Forbes Foresees $8 Trillion Crypto Surge Amid Looming USD Collapse, Posing Challenge to Gold as Digital Assets Take Center Stage
In a groundbreaking report from the reputable digital media source Forbes, a forecast of an $8 trillion surge amid a potential U.S. dollar collapse has been unveiled. This revelation is expected to ignite a ‘pivotal’ surge in Bitcoin, Ethereum, XRP, and the broader crypto market, presenting a formidable challenge to gold. The event marks a seismic shift that promises to redefine the landscape of digital assets, encompassing XRP, Bitcoin, and Ethereum.
Chad Steingraber, a luminary in the XRP community and a professional game designer, brought this report to the forefront for the XRP Army, marking it as a critical development. Forbes acknowledges the recent dip in major cryptocurrencies, XRP included. Yet, the crypto cosmos gleams with optimism, fueled by bullish sentiments from financial pundits and analysts, hinting at potential price surges and exciting developments in the digital asset sphere.
Forbes Exposes USD Weakness
The Forbes report on the precarious state of the US dollar, staggering under the weight of a $33 trillion debt. It reveals that analysts from the esteemed equity research and strategy firm Jefferies foresee a potential USD collapse as the Federal Reserve grapples with the necessity of rekindling its money-printing endeavors.
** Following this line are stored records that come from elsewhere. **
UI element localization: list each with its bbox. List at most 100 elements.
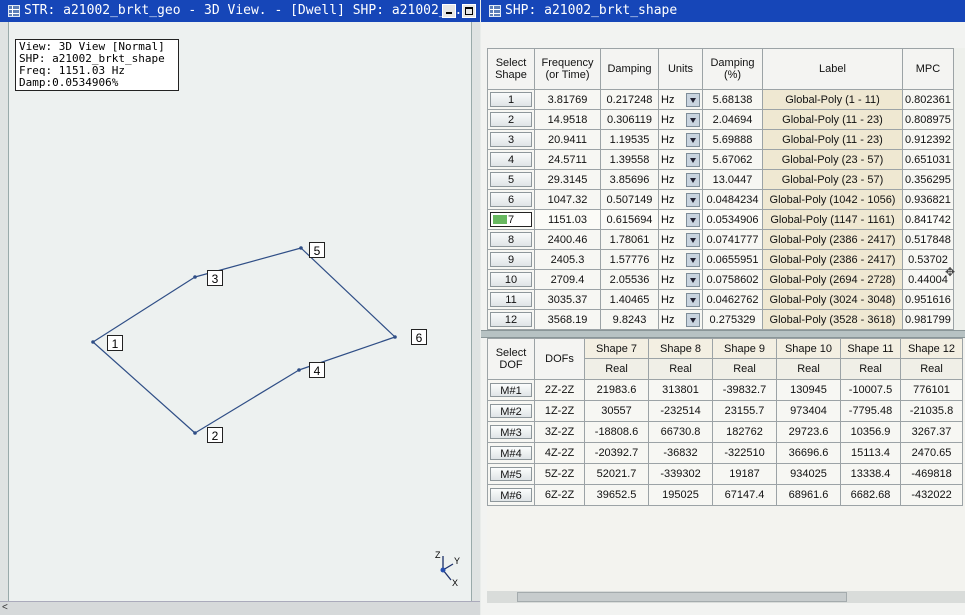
shape-value-cell[interactable]: 130945 xyxy=(776,379,841,401)
shape-value-cell[interactable]: 13338.4 xyxy=(840,463,901,485)
shape-value-cell[interactable]: -339302 xyxy=(648,463,713,485)
damping-percent-cell[interactable]: 5.68138 xyxy=(702,89,763,110)
damping-percent-cell[interactable]: 0.0534906 xyxy=(702,209,763,230)
units-dropdown-icon[interactable] xyxy=(686,132,700,147)
units-cell[interactable]: Hz xyxy=(658,229,703,250)
shape-value-cell[interactable]: 29723.6 xyxy=(776,421,841,443)
shape-value-cell[interactable]: 52021.7 xyxy=(584,463,649,485)
dof-row[interactable]: M#3 3Z-2Z -18808.6 66730.8 182762 29723.6 1035… xyxy=(487,421,963,443)
units-cell[interactable]: Hz xyxy=(658,129,703,150)
damping-cell[interactable]: 0.507149 xyxy=(600,189,659,210)
label-cell[interactable]: Global-Poly (1 - 11) xyxy=(762,89,903,110)
select-shape-button[interactable]: 11 xyxy=(490,292,532,307)
table-horizontal-scrollbar[interactable] xyxy=(487,591,965,603)
shape-row[interactable]: 6 1047.32 0.507149 Hz 0.0484234 Global-Poly (… xyxy=(487,189,954,210)
damping-cell[interactable]: 0.306119 xyxy=(600,109,659,130)
col-dofs[interactable]: DOFs xyxy=(534,338,585,380)
units-dropdown-icon[interactable] xyxy=(686,272,700,287)
shape-value-cell[interactable]: -39832.7 xyxy=(712,379,777,401)
units-dropdown-icon[interactable] xyxy=(686,312,700,327)
shape-row[interactable]: 2 14.9518 0.306119 Hz 2.04694 Global-Poly (11… xyxy=(487,109,954,130)
shape-row[interactable]: 8 2400.46 1.78061 Hz 0.0741777 Global-Poly (2… xyxy=(487,229,954,250)
units-cell[interactable]: Hz xyxy=(658,269,703,290)
select-shape-button[interactable]: 5 xyxy=(490,172,532,187)
shape-value-cell[interactable]: 30557 xyxy=(584,400,649,422)
pane-splitter[interactable] xyxy=(481,330,965,338)
units-dropdown-icon[interactable] xyxy=(686,92,700,107)
shape-row[interactable]: 11 3035.37 1.40465 Hz 0.0462762 Global-Poly (… xyxy=(487,289,954,310)
select-dof-button[interactable]: M#5 xyxy=(490,467,532,481)
damping-cell[interactable]: 0.217248 xyxy=(600,89,659,110)
select-shape-button[interactable]: 2 xyxy=(490,112,532,127)
col-damping-percent[interactable]: Damping (%) xyxy=(702,48,763,90)
shape-value-cell[interactable]: -469818 xyxy=(900,463,963,485)
label-cell[interactable]: Global-Poly (11 - 23) xyxy=(762,109,903,130)
select-shape-button[interactable]: 8 xyxy=(490,232,532,247)
damping-percent-cell[interactable]: 0.0758602 xyxy=(702,269,763,290)
shape-value-cell[interactable]: 313801 xyxy=(648,379,713,401)
col-shape-7[interactable]: Shape 7 xyxy=(584,338,649,359)
shape-table-titlebar[interactable]: SHP: a21002_brkt_shape xyxy=(481,0,965,22)
shape-value-cell[interactable]: -232514 xyxy=(648,400,713,422)
col-shape-9[interactable]: Shape 9 xyxy=(712,338,777,359)
shape-value-cell[interactable]: -432022 xyxy=(900,484,963,506)
units-cell[interactable]: Hz xyxy=(658,289,703,310)
frequency-cell[interactable]: 2405.3 xyxy=(534,249,601,270)
units-cell[interactable]: Hz xyxy=(658,309,703,330)
shape-row[interactable]: 1 3.81769 0.217248 Hz 5.68138 Global-Poly (1 … xyxy=(487,89,954,110)
col-damping[interactable]: Damping xyxy=(600,48,659,90)
frequency-cell[interactable]: 14.9518 xyxy=(534,109,601,130)
units-dropdown-icon[interactable] xyxy=(686,192,700,207)
units-dropdown-icon[interactable] xyxy=(686,112,700,127)
3d-view-canvas[interactable]: View: 3D View [Normal] SHP: a21002_brkt_… xyxy=(8,22,472,602)
damping-cell[interactable]: 3.85696 xyxy=(600,169,659,190)
shape-value-cell[interactable]: -36832 xyxy=(648,442,713,464)
col-select-dof[interactable]: Select DOF xyxy=(487,338,535,380)
scrollbar-thumb[interactable] xyxy=(517,592,847,602)
frequency-cell[interactable]: 3035.37 xyxy=(534,289,601,310)
units-dropdown-icon[interactable] xyxy=(686,152,700,167)
units-cell[interactable]: Hz xyxy=(658,169,703,190)
select-shape-button[interactable]: 12 xyxy=(490,312,532,327)
shape-value-cell[interactable]: 195025 xyxy=(648,484,713,506)
minimize-button[interactable] xyxy=(442,4,456,18)
dof-row[interactable]: M#2 1Z-2Z 30557 -232514 23155.7 973404 -7795.4… xyxy=(487,400,963,422)
shape-value-cell[interactable]: 67147.4 xyxy=(712,484,777,506)
col-frequency[interactable]: Frequency (or Time) xyxy=(534,48,601,90)
damping-percent-cell[interactable]: 5.67062 xyxy=(702,149,763,170)
frequency-cell[interactable]: 20.9411 xyxy=(534,129,601,150)
damping-percent-cell[interactable]: 0.0655951 xyxy=(702,249,763,270)
label-cell[interactable]: Global-Poly (2386 - 2417) xyxy=(762,229,903,250)
shape-value-cell[interactable]: 66730.8 xyxy=(648,421,713,443)
units-dropdown-icon[interactable] xyxy=(686,232,700,247)
shape-value-cell[interactable]: 68961.6 xyxy=(776,484,841,506)
select-dof-button[interactable]: M#4 xyxy=(490,446,532,460)
damping-cell[interactable]: 1.40465 xyxy=(600,289,659,310)
shape-row[interactable]: 3 20.9411 1.19535 Hz 5.69888 Global-Poly (11 … xyxy=(487,129,954,150)
select-shape-button[interactable]: 3 xyxy=(490,132,532,147)
units-cell[interactable]: Hz xyxy=(658,209,703,230)
dof-row[interactable]: M#6 6Z-2Z 39652.5 195025 67147.4 68961.6 6682.… xyxy=(487,484,963,506)
damping-cell[interactable]: 2.05536 xyxy=(600,269,659,290)
frequency-cell[interactable]: 24.5711 xyxy=(534,149,601,170)
col-shape-8[interactable]: Shape 8 xyxy=(648,338,713,359)
col-shape-11[interactable]: Shape 11 xyxy=(840,338,901,359)
shape-value-cell[interactable]: 3267.37 xyxy=(900,421,963,443)
structure-view-titlebar[interactable]: STR: a21002_brkt_geo - 3D View. - [Dwell… xyxy=(0,0,480,22)
damping-percent-cell[interactable]: 0.0462762 xyxy=(702,289,763,310)
units-dropdown-icon[interactable] xyxy=(686,212,700,227)
shape-value-cell[interactable]: 21983.6 xyxy=(584,379,649,401)
damping-percent-cell[interactable]: 0.275329 xyxy=(702,309,763,330)
units-cell[interactable]: Hz xyxy=(658,109,703,130)
damping-percent-cell[interactable]: 13.0447 xyxy=(702,169,763,190)
label-cell[interactable]: Global-Poly (1042 - 1056) xyxy=(762,189,903,210)
shape-value-cell[interactable]: -7795.48 xyxy=(840,400,901,422)
shape-row[interactable]: 5 29.3145 3.85696 Hz 13.0447 Global-Poly (23 … xyxy=(487,169,954,190)
select-dof-button[interactable]: M#2 xyxy=(490,404,532,418)
units-cell[interactable]: Hz xyxy=(658,249,703,270)
shape-value-cell[interactable]: 776101 xyxy=(900,379,963,401)
select-dof-button[interactable]: M#3 xyxy=(490,425,532,439)
damping-cell[interactable]: 9.8243 xyxy=(600,309,659,330)
damping-cell[interactable]: 1.57776 xyxy=(600,249,659,270)
units-dropdown-icon[interactable] xyxy=(686,252,700,267)
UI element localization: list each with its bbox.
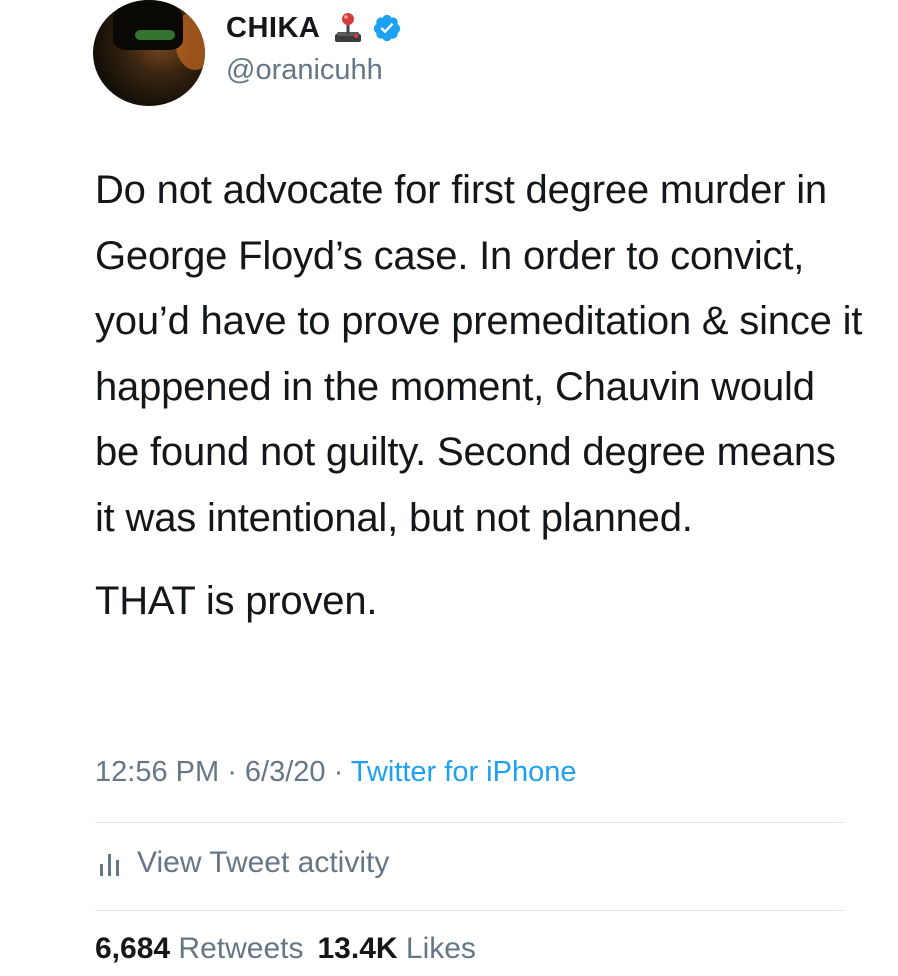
likes-count: 13.4K — [317, 932, 398, 965]
tweet-paragraph: THAT is proven. — [95, 579, 378, 623]
tweet-time[interactable]: 12:56 PM — [95, 756, 219, 788]
tweet-text: Do not advocate for first degree murder … — [95, 158, 865, 635]
divider — [95, 910, 845, 911]
avatar-glasses — [135, 30, 175, 40]
tweet-paragraph: Do not advocate for first degree murder … — [95, 168, 863, 540]
meta-separator: · — [219, 756, 245, 788]
analytics-bars-icon — [97, 848, 123, 878]
author-handle[interactable]: @oranicuhh — [226, 54, 383, 87]
retweets-stat[interactable]: 6,684 Retweets — [95, 932, 303, 965]
verified-badge-icon — [372, 13, 402, 43]
likes-label: Likes — [405, 932, 476, 965]
meta-separator: · — [325, 756, 351, 788]
tweet-stats: 6,684 Retweets 13.4K Likes — [95, 932, 476, 966]
joystick-icon — [332, 12, 364, 44]
avatar[interactable] — [93, 0, 205, 106]
view-tweet-activity-label: View Tweet activity — [137, 846, 390, 879]
retweets-count: 6,684 — [95, 932, 171, 965]
tweet-meta: 12:56 PM · 6/3/20 · Twitter for iPhone — [95, 756, 576, 789]
divider — [95, 822, 845, 823]
author-name-row[interactable]: CHIKA — [226, 8, 402, 48]
avatar-hair — [113, 0, 183, 50]
tweet-source-link[interactable]: Twitter for iPhone — [351, 756, 577, 788]
tweet-date[interactable]: 6/3/20 — [245, 756, 326, 788]
display-name[interactable]: CHIKA — [226, 12, 320, 45]
retweets-label: Retweets — [178, 932, 304, 965]
view-tweet-activity-button[interactable]: View Tweet activity — [97, 846, 389, 880]
tweet-card: CHIKA @oranicuhh Do not advocate for fir… — [0, 0, 898, 976]
likes-stat[interactable]: 13.4K Likes — [317, 932, 475, 965]
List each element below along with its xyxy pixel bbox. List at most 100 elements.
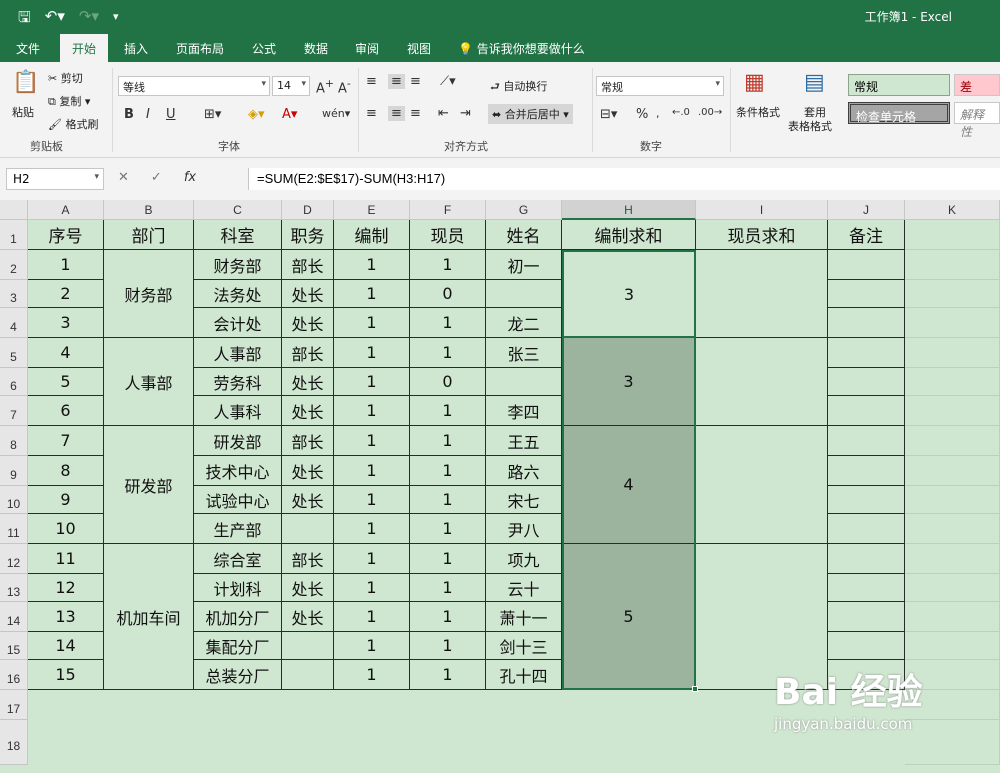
empty-cell[interactable] (905, 338, 1000, 368)
redo-icon[interactable]: ↷▾ (79, 7, 99, 32)
row-header-16[interactable]: 16 (0, 660, 28, 690)
table-row-remark[interactable] (828, 574, 905, 602)
department-cell[interactable]: 人事部 (104, 338, 194, 426)
table-row-name[interactable] (486, 280, 562, 308)
comma-style-icon[interactable]: , (656, 107, 660, 120)
decrease-decimal-icon[interactable]: .00→ (698, 107, 722, 118)
shrink-font-icon[interactable]: A- (338, 77, 351, 96)
table-row-section[interactable]: 法务处 (194, 280, 282, 308)
table-row-name[interactable]: 张三 (486, 338, 562, 368)
format-as-table-button-line2[interactable]: 表格格式 (788, 118, 832, 134)
row-header-11[interactable]: 11 (0, 514, 28, 544)
table-row-quota[interactable]: 1 (334, 602, 410, 632)
table-row-staff[interactable]: 1 (410, 456, 486, 486)
row-header-18[interactable]: 18 (0, 720, 28, 765)
column-header-d[interactable]: D (282, 200, 334, 220)
bold-button[interactable]: B (124, 107, 134, 122)
table-row-quota[interactable]: 1 (334, 250, 410, 280)
table-row-name[interactable]: 项九 (486, 544, 562, 574)
paste-icon[interactable]: 📋 (12, 70, 39, 95)
row-header-10[interactable]: 10 (0, 486, 28, 514)
table-row-remark[interactable] (828, 486, 905, 514)
cancel-icon[interactable]: ✕ (118, 170, 129, 185)
table-row-staff[interactable]: 1 (410, 486, 486, 514)
phonetic-icon[interactable]: wén▾ (322, 107, 350, 120)
font-color-icon[interactable]: A▾ (282, 107, 297, 122)
name-box[interactable]: H2 (6, 168, 104, 190)
table-row-section[interactable]: 财务部 (194, 250, 282, 280)
number-format-select[interactable]: 常规 (596, 76, 724, 96)
table-row-seq[interactable]: 14 (28, 632, 104, 660)
column-header-j[interactable]: J (828, 200, 905, 220)
table-row-seq[interactable]: 11 (28, 544, 104, 574)
table-row-seq[interactable]: 4 (28, 338, 104, 368)
table-row-name[interactable]: 宋七 (486, 486, 562, 514)
fill-handle[interactable] (692, 686, 698, 692)
table-row-title[interactable]: 处长 (282, 456, 334, 486)
table-row-staff[interactable]: 1 (410, 544, 486, 574)
increase-decimal-icon[interactable]: ←.0 (672, 107, 690, 118)
row-header-15[interactable]: 15 (0, 632, 28, 660)
align-bottom-icon[interactable]: ≡ (410, 74, 421, 89)
empty-cell[interactable] (905, 602, 1000, 632)
row-header-5[interactable]: 5 (0, 338, 28, 368)
tab-view[interactable]: 视图 (407, 40, 431, 57)
align-right-icon[interactable]: ≡ (410, 106, 421, 121)
staff-sum-cell[interactable] (696, 338, 828, 426)
table-row-staff[interactable]: 1 (410, 396, 486, 426)
table-row-staff[interactable]: 0 (410, 280, 486, 308)
table-row-staff[interactable]: 0 (410, 368, 486, 396)
table-row-seq[interactable]: 6 (28, 396, 104, 426)
table-row-title[interactable]: 部长 (282, 544, 334, 574)
customize-qat-icon[interactable]: ▾ (113, 10, 119, 32)
table-row-name[interactable]: 云十 (486, 574, 562, 602)
row-header-4[interactable]: 4 (0, 308, 28, 338)
table-row-staff[interactable]: 1 (410, 632, 486, 660)
table-row-quota[interactable]: 1 (334, 426, 410, 456)
table-row-seq[interactable]: 8 (28, 456, 104, 486)
table-row-section[interactable]: 人事部 (194, 338, 282, 368)
table-header-cell[interactable]: 备注 (828, 220, 905, 250)
table-row-quota[interactable]: 1 (334, 338, 410, 368)
tell-me-box[interactable]: 💡 告诉我你想要做什么 (458, 40, 585, 57)
table-row-quota[interactable]: 1 (334, 544, 410, 574)
table-header-cell[interactable]: 现员 (410, 220, 486, 250)
table-row-staff[interactable]: 1 (410, 338, 486, 368)
column-header-c[interactable]: C (194, 200, 282, 220)
conditional-format-icon[interactable]: ▦ (744, 70, 765, 95)
save-icon[interactable]: 🖫 (18, 7, 31, 32)
insert-function-button[interactable]: fx (184, 170, 196, 185)
align-center-icon[interactable]: ≡ (388, 106, 405, 121)
table-row-section[interactable]: 生产部 (194, 514, 282, 544)
table-row-name[interactable]: 路六 (486, 456, 562, 486)
table-row-staff[interactable]: 1 (410, 308, 486, 338)
table-row-section[interactable]: 计划科 (194, 574, 282, 602)
quota-sum-cell[interactable]: 5 (562, 544, 696, 690)
table-row-title[interactable]: 处长 (282, 396, 334, 426)
select-all-corner[interactable] (0, 200, 28, 220)
empty-cell[interactable] (905, 544, 1000, 574)
empty-cell[interactable] (905, 250, 1000, 280)
table-header-cell[interactable]: 姓名 (486, 220, 562, 250)
department-cell[interactable]: 机加车间 (104, 544, 194, 690)
font-name-select[interactable]: 等线 (118, 76, 270, 96)
format-as-table-icon[interactable]: ▤ (804, 70, 825, 95)
cut-button[interactable]: ✂ 剪切 (48, 70, 83, 86)
table-row-name[interactable] (486, 368, 562, 396)
table-row-staff[interactable]: 1 (410, 250, 486, 280)
table-row-staff[interactable]: 1 (410, 514, 486, 544)
table-row-title[interactable]: 部长 (282, 338, 334, 368)
table-row-quota[interactable]: 1 (334, 514, 410, 544)
table-row-name[interactable]: 孔十四 (486, 660, 562, 690)
table-row-staff[interactable]: 1 (410, 602, 486, 632)
style-explanatory[interactable]: 解释性 (954, 102, 1000, 139)
staff-sum-cell[interactable] (696, 250, 828, 338)
table-row-remark[interactable] (828, 602, 905, 632)
table-row-name[interactable]: 萧十一 (486, 602, 562, 632)
row-header-2[interactable]: 2 (0, 250, 28, 280)
table-row-name[interactable]: 王五 (486, 426, 562, 456)
column-header-b[interactable]: B (104, 200, 194, 220)
conditional-format-button[interactable]: 条件格式 (736, 104, 780, 120)
empty-cell[interactable] (905, 426, 1000, 456)
table-row-quota[interactable]: 1 (334, 486, 410, 514)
According to Jefferies’ experts, cited by Forbes, the Federal Reserve’s policies may catalyze a significant upswing in XRP, Bitcoin, and ETH prices. This projection stems from the potential of cryptocurrencies, particularly XRP, to rival gold’s status as a safe-haven asset while the relentless printing of cash drags the USD down.
In an exclusive interview with CNBC, Christopher Wood, Jefferies’ head of equity strategy, contends that G7 central banks, especially the Federal Reserve, are unlikely to transition smoothly from unconventional financial policies. He posits that these institutions will persist in expanding their balance sheets in various forms. Furthermore, Wood emphasizes Bitcoin and gold as “critical hedges” against the looming specter of inflation. Wood states that,
“Such a failure to exit from unorthodox monetary policy in a benign manner is likely to culminate in the collapse of the US dollar paper standard to benefit both gold bullion owners and owners of Bitcoin. Bitcoin… [now] represents an alternative store of value to gold.”
Forbes ultimately envisions a scenario where the US dollar undergoes a massive devaluation, amounting to a staggering $8 trillion, which cryptocurrencies could potentially absorb. It’s worth noting that the total crypto market capitalization presently stands at $1.09 trillion. Therefore, should $8 trillion exit the US market, it would catapult the crypto industry into uncharted territory, surging toward a nearly $10 trillion valuation.